The simplest way to write an eBPF program that attaches to the network events is to review the netevent_monitor.c eBPF program that is provided in the \tools\netevent_monitor project. This program will store the network events in a ring buffer map.

The Network Provider Interface (NPI) in include\ebpf_netevent_hooks.hdefines the following structure for the network events:

typedef struct
{
    unsigned char* event_data_start; ///< Pointer to start of the data associated with the event.
    unsigned char* event_data_end;   ///< Pointer to end of the data associated with the event (i.e. first byte *outside*
                                     ///< the memory range).
} netevent_event_info_t;

To write your own eBPF program, you must create your own project (similar to the netevent_monitor project) and define a section of type netevent_monitor in your eBPF program. The netevent_monitor section is used by the neteventebpfext extension to attach the eBPF program to the network events.

#include "ebpf_helpers.h"
#include "ebpf_netevent_hooks.h" // For the netevent_event_md_t and netevent_event_hook_t definitions.

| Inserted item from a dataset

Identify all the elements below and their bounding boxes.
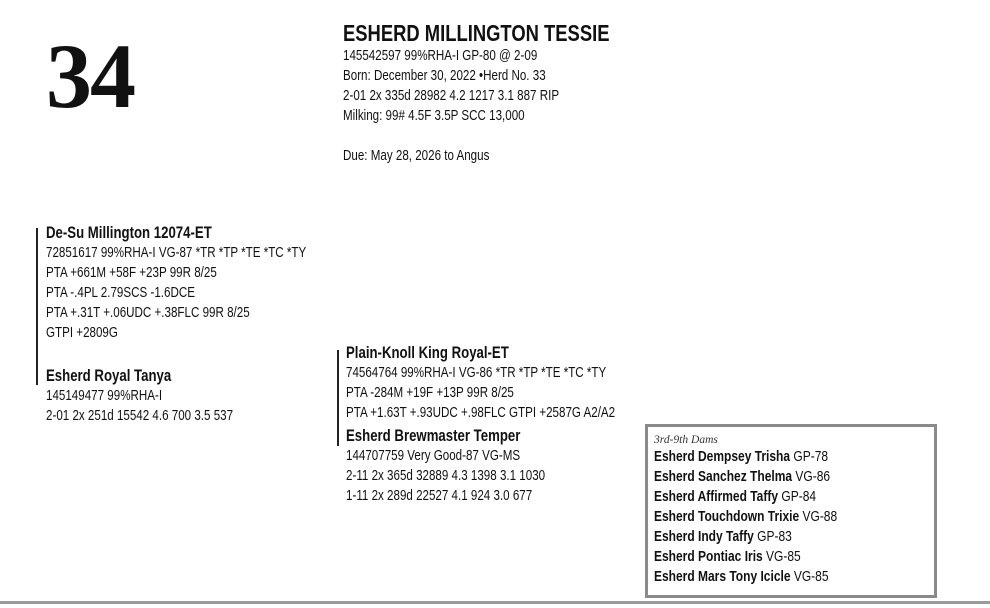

// Define any eBPF maps that you need here
struct
{
    //... my_map members
} my_map SEC(".maps");

// The following line is optional, but is used to verify
// that the MyNetEventHandler prototype is correct or the compiler
// would complain when the function is actually defined below.
netevent_event_hook_t MyNetEventHandler;

// Define the eBPF program that will be attached to the network events.
SEC("netevent_monitor")
int
MyNetEventHandler(netevent_event_md_t* ctx)
{
    // Your eBPF program logic here

    return 0;
}

The extension supports attaching multiple eBPF programs (as NPI clients), to which the network events will be dispatched.

Writing an NMR provider that generates network events

Under tools\netevent_sim, you can find a simple NMR provider that generates demo network events, with detailed comments. The provider is implemented as a native kernel driver and showcases how to register itself to the NMR as an NPI provider and generate network events using the NMR API through a configurable kernel timer.

In ebpf_extensions\neteventebpfext\netevent_ebpf_ext_event.c you can find the definition of NPIID to be used by the NMR provider, along with the dispatch table exported by the eBPF extension as an NMR client:

const NPIID netevent_npiid = {0x2227e81a, 0x8d8b, 0x11d4, {0xab, 0xad, 0x00, 0x90, 0x27, 0x71, 0x9e, 0x09}};

The dispatch table for the network events provider is defined in ebpf_extensions\neteventebpfext\netevent_ebpf_ext_event.c as follows:

typedef struct _ebpf_helper_function_addresses
{
    ebpf_extension_header_t header;  ///< Common eBPF For Windows Extension header.
    UINT32 helper_function_count;    ///< Number of helper functions in the dispatch table.
    UINT64* helper_function_address; ///< Array of helper function addresses.
} ebpf_helper_function_addresses_t;

Currently, the neteventebpfext extension supports the following helper function (which will so be the only element in the helper_function_address array):

void _ebpf_netevent_push_event(_In_ netevent_event_md_t* netevent_event)

This function will dispatch the network event to all the eBPF programs attached to the extension.

For a more in-depth understanding of NMR and how to develop NPI providers & clients, please refer to the Network Module Registar (NMR) documentation.